As I'm sure many readers know, CBA is the largest ASX bank stock in Australia. It's part of the big four bank group, which also includes Westpac Banking Corp (ASX: WBC), National Australia Bank Ltd (ASX: NAB), and ANZ Group Holdings Ltd (ASX: ANZ).
If I were approaching retirement and I were thinking about this ASX bank stock, I'd want to consider two aspects – potential capital growth and dividends. Let's start by looking at the dividends.
ASX bank stock dividends
Banks have a reputation for paying investors a rewarding dividend yield. However, if a share price rises faster than the dividend payment, then the yield is pushed lower.
The excellent capital gains of the CBA share price in the past year have hurt the prospective yield for new investors.
Looking at the independent forecasts on Commsec, CBA is projected to pay an annual dividend per share of $4.95 in FY25 and $5.40 in FY26.
At the current CBA share price, that translates into a grossed-up (including franking credits) dividend yield of 4.6% in FY25 and 5% in FY26.

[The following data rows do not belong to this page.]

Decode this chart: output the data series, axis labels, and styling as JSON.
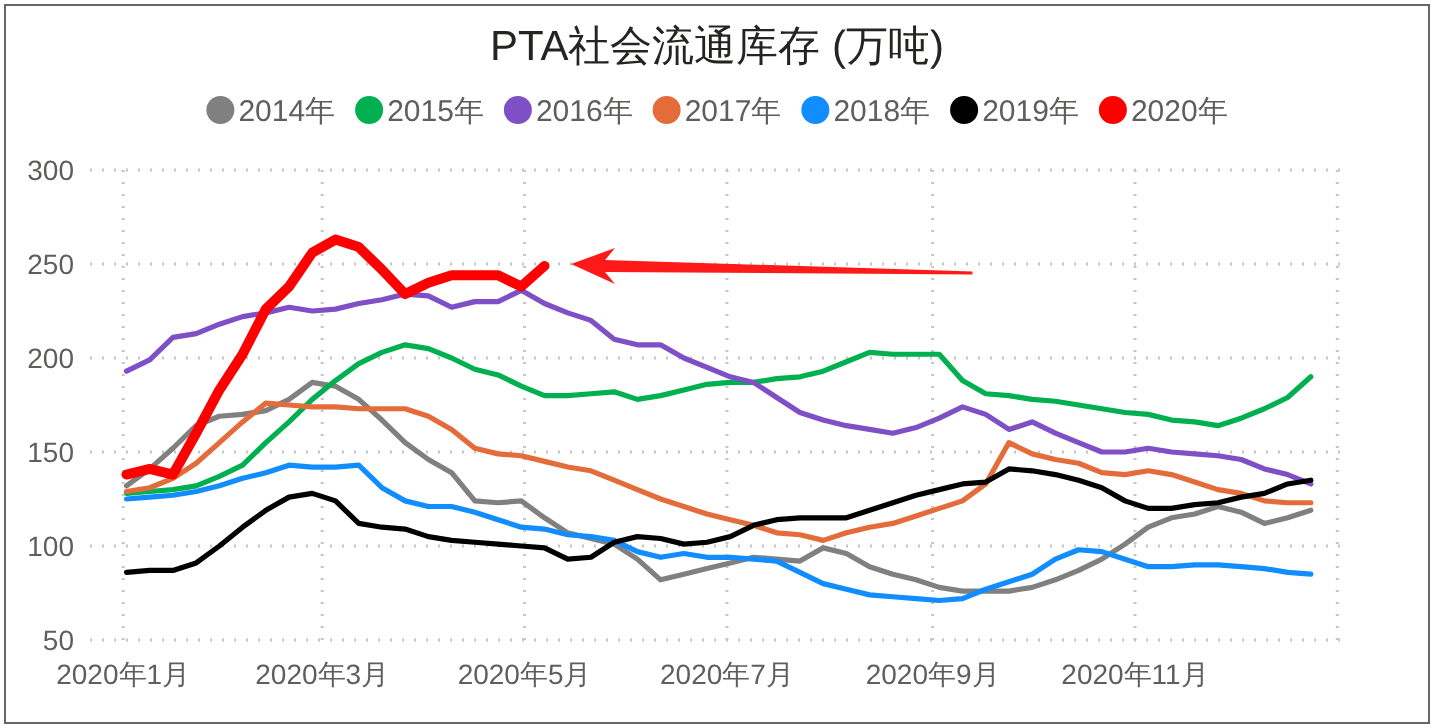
{
  "chart_data": {
    "type": "line",
    "title": "PTA社会流通库存 (万吨)",
    "x": [
      "2020-01-02",
      "2020-01-09",
      "2020-01-16",
      "2020-01-23",
      "2020-01-30",
      "2020-02-06",
      "2020-02-13",
      "2020-02-20",
      "2020-02-27",
      "2020-03-05",
      "2020-03-12",
      "2020-03-19",
      "2020-03-26",
      "2020-04-02",
      "2020-04-09",
      "2020-04-16",
      "2020-04-23",
      "2020-04-30",
      "2020-05-07",
      "2020-05-14",
      "2020-05-21",
      "2020-05-28",
      "2020-06-04",
      "2020-06-11",
      "2020-06-18",
      "2020-06-25",
      "2020-07-02",
      "2020-07-09",
      "2020-07-16",
      "2020-07-23",
      "2020-07-30",
      "2020-08-06",
      "2020-08-13",
      "2020-08-20",
      "2020-08-27",
      "2020-09-03",
      "2020-09-10",
      "2020-09-17",
      "2020-09-24",
      "2020-10-01",
      "2020-10-08",
      "2020-10-15",
      "2020-10-22",
      "2020-10-29",
      "2020-11-05",
      "2020-11-12",
      "2020-11-19",
      "2020-11-26",
      "2020-12-03",
      "2020-12-10",
      "2020-12-17",
      "2020-12-24"
    ],
    "series": [
      {
        "name": "2014年",
        "color": "#808080",
        "values": [
          132,
          141,
          152,
          164,
          169,
          170,
          172,
          178,
          187,
          185,
          178,
          167,
          155,
          146,
          139,
          124,
          123,
          124,
          115,
          107,
          104,
          101,
          93,
          82,
          85,
          88,
          91,
          94,
          93,
          92,
          99,
          96,
          89,
          85,
          82,
          78,
          76,
          76,
          76,
          78,
          82,
          87,
          93,
          101,
          110,
          115,
          117,
          121,
          118,
          112,
          115,
          119
        ]
      },
      {
        "name": "2015年",
        "color": "#00b050",
        "values": [
          128,
          129,
          130,
          132,
          137,
          143,
          155,
          166,
          178,
          188,
          197,
          203,
          207,
          205,
          200,
          194,
          191,
          185,
          180,
          180,
          181,
          182,
          178,
          180,
          183,
          186,
          187,
          187,
          189,
          190,
          193,
          198,
          203,
          202,
          202,
          202,
          188,
          181,
          180,
          178,
          177,
          175,
          173,
          171,
          170,
          167,
          166,
          164,
          168,
          173,
          179,
          190
        ]
      },
      {
        "name": "2016年",
        "color": "#7f4fc6",
        "values": [
          193,
          199,
          211,
          213,
          218,
          222,
          224,
          227,
          225,
          226,
          229,
          231,
          234,
          233,
          227,
          230,
          230,
          236,
          229,
          224,
          220,
          210,
          207,
          207,
          200,
          195,
          190,
          187,
          179,
          171,
          167,
          164,
          162,
          160,
          163,
          168,
          174,
          170,
          162,
          166,
          160,
          155,
          150,
          150,
          152,
          150,
          149,
          148,
          146,
          141,
          138,
          133
        ]
      },
      {
        "name": "2017年",
        "color": "#e46c3a",
        "values": [
          129,
          131,
          136,
          144,
          155,
          166,
          176,
          175,
          174,
          174,
          173,
          173,
          173,
          169,
          162,
          152,
          149,
          148,
          145,
          142,
          140,
          135,
          130,
          125,
          121,
          117,
          114,
          111,
          107,
          106,
          103,
          107,
          110,
          112,
          116,
          120,
          124,
          133,
          155,
          149,
          146,
          144,
          139,
          138,
          140,
          138,
          134,
          130,
          128,
          124,
          123,
          123
        ]
      },
      {
        "name": "2018年",
        "color": "#118dff",
        "values": [
          125,
          126,
          127,
          129,
          132,
          136,
          139,
          143,
          142,
          142,
          143,
          131,
          124,
          121,
          121,
          118,
          114,
          110,
          109,
          106,
          105,
          103,
          97,
          94,
          96,
          94,
          94,
          93,
          92,
          86,
          80,
          77,
          74,
          73,
          72,
          71,
          72,
          77,
          81,
          85,
          93,
          98,
          97,
          93,
          89,
          89,
          90,
          90,
          89,
          88,
          86,
          85
        ]
      },
      {
        "name": "2019年",
        "color": "#000000",
        "values": [
          86,
          87,
          87,
          91,
          100,
          110,
          119,
          126,
          128,
          124,
          112,
          110,
          109,
          105,
          103,
          102,
          101,
          100,
          99,
          93,
          94,
          102,
          105,
          104,
          101,
          102,
          105,
          111,
          114,
          115,
          115,
          115,
          119,
          123,
          127,
          130,
          133,
          134,
          141,
          140,
          138,
          135,
          131,
          124,
          120,
          120,
          122,
          123,
          126,
          128,
          133,
          135
        ]
      },
      {
        "name": "2020年",
        "color": "#ff0000",
        "values": [
          138,
          141,
          138,
          160,
          183,
          202,
          226,
          238,
          256,
          263,
          259,
          247,
          234,
          240,
          244,
          244,
          244,
          238,
          249,
          null,
          null,
          null,
          null,
          null,
          null,
          null,
          null,
          null,
          null,
          null,
          null,
          null,
          null,
          null,
          null,
          null,
          null,
          null,
          null,
          null,
          null,
          null,
          null,
          null,
          null,
          null,
          null,
          null,
          null,
          null,
          null,
          null
        ]
      }
    ],
    "xlim": [
      "2019-12-22",
      "2021-01-03"
    ],
    "xticks": [
      {
        "value": "2020-01-01",
        "label": "2020年1月"
      },
      {
        "value": "2020-03-01",
        "label": "2020年3月"
      },
      {
        "value": "2020-05-01",
        "label": "2020年5月"
      },
      {
        "value": "2020-07-01",
        "label": "2020年7月"
      },
      {
        "value": "2020-09-01",
        "label": "2020年9月"
      },
      {
        "value": "2020-11-01",
        "label": "2020年11月"
      },
      {
        "value": "2021-01-01",
        "label": null
      }
    ],
    "ylim": [
      50,
      300
    ],
    "yticks": [
      50,
      100,
      150,
      200,
      250,
      300
    ],
    "grid": true,
    "legend": "top",
    "marker": "none",
    "line_style": "solid"
  }
}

Potential CBA share price capital growth?
We've all heard the investment disclaimer – past performance is not a reliable indicator of future performance. It's not normal for the CBA share price to rise by 50% in just one year.
In fact, sometimes returns can be disappointing. For example, between 20 March 2015 and 14 February 2024, the CBA share price fell 5%. Investors may have overpaid for CBA shares in March 2015, and there could be a danger of overpaying today if the company is overvalued.
The ASX bank stock recently reported its FY25 first quarter result, which showed that the cash profit of $2.5 billion was flat year over year. On a day-weighted basis, cash profit was up 3% compared to the FY24 second-half quarterly average.
After looking at the quarterly update from CBA, broker UBS saw positive trends with an improving revenue outlook but said it's trading on an expensive valuation. On UBS' numbers, the CBA share price is trading at a price to book value of more than 3x and an FY25 price-earnings (P/E) ratio of 25x.
UBS currently has a sell rating on CBA shares, with a price target of $110. That implies the ASX bank stock could fall by close to 30%. I'd agree with UBS that while the ASX bank stock is performing well operationally, its valuation isn't appealing for retirement, particularly with the depressed dividend yield.